Challenges of an iconic construction project

We are going to prepare a diary that tells the story of the construction of the Queen’s Wharf apartments and Riverside Studios complex on the banks of the Thames in Hammersmith, London.

We seek to capture the story of this iconic project from the demolition of the Riverside studios and long disused factory through to final completion of the complex.

The project is literally on our doorstep, just 200 metres from our Hammersmith offices. The British Safety Council has had a presence in Hammersmith and Chiswick going back to our early years and we continue to have an interest in helping to create a thriving economy in our locality and one that is underpinned by social andenvironmental responsibility. Mount Anvil shares this ethos exemplified by the company’s firm undertaking to create jobs for local residents.
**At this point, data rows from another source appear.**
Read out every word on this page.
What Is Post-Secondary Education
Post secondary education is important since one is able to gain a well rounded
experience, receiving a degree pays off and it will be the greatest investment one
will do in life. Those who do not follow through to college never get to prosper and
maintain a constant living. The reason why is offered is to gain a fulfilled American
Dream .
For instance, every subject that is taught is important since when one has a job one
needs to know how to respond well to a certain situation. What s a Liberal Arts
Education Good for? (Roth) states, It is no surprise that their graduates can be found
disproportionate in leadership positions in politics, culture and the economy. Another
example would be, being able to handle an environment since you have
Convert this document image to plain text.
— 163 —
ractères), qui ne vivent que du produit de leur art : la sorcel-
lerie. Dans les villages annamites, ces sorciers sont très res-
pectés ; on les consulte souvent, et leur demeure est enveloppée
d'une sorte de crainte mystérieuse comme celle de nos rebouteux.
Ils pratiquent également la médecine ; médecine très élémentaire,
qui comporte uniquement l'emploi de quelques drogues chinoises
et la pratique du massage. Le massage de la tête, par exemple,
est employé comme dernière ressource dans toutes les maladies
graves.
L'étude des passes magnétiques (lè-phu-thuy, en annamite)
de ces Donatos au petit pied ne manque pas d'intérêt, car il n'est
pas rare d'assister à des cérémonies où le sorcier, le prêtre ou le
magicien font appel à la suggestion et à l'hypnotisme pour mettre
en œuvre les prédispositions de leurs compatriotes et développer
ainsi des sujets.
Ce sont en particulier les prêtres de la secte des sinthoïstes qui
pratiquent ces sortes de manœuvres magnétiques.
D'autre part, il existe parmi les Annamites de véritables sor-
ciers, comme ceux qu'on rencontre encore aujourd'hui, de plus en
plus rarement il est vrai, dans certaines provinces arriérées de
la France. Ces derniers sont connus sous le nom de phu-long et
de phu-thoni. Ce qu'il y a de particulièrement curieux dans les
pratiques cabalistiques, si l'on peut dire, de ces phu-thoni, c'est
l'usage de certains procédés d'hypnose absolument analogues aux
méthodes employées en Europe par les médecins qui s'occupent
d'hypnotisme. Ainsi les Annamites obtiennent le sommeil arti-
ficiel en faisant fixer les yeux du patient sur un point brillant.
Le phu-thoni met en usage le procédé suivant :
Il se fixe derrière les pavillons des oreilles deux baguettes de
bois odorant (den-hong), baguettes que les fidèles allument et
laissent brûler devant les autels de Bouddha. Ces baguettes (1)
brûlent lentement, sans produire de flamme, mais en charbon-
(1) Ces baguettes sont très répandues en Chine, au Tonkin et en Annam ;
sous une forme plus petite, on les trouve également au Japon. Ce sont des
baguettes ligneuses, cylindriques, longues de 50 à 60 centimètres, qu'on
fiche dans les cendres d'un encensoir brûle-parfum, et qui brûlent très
The Queen’s Wharf/Riverside Studios development, by Mount Anvil and Fabrica by A2Dominion, will comprise 165 individual residences and the born-again world-renowned Riverside Studios. The development, which got underway earlier this year, is due for completion in late 2017.

We think there is a story to tell about the challenges the development faces and how these are met and we will do so using the words of those involved in developing the construction project, those living in the locality and those who will eventually live and work here.

There is another reason why we have alighted on the Queen’s Wharf/Riverside Studios. We are proud to have Mount Anvil as one of our members and we have worked closely with Mount Anvil’s health and safety director, Simon Walker over a number of years. Simon and his colleagues, including Colin Brown, senior project manager at Queen’s Wharf agreed with the idea of a regular diary capturing the life of the project.

Mount Anvil is already doing a great deal to engage with the local community including regular meetings with the residents, frequent newsletters and providing accessible channels of communication to facilitate dialogue and listen to concerns.

This is not an easy project. As Colin observed “The biggest challenge will lie in building the studios. The basement studios have got to be separated, acoustically, from the rest of the development. We will be working closely with our steelwork and framework contractors to put quite complex engineering for the studios’ roof together.

“The vision is to enable people to live alongside the studios but not be impacted by noise. The studio can’t have noise from above and people living there can’t have noise from below.”
For our diary we will carry out regular interviews with key personnel involved in this project and publish these through our social media channels, our website and occasionally in Safety Management magazine. It will include testimonials, pictures and videos of the project, especially those which capture how the health, safety, environmental and community challenges are being tackled.

I leave the last word to Simon speaking of the importance of maintaining good relations with the community: “Mount Anvil is focused on legacy – creating homes that people are proud to live in and have in their communities, which ultimately enhance London’s world-class reputation. We are going to be here a long time and we want to make sure that Queen’s Wharf fits the Hammersmith community, their expectations and their wants.”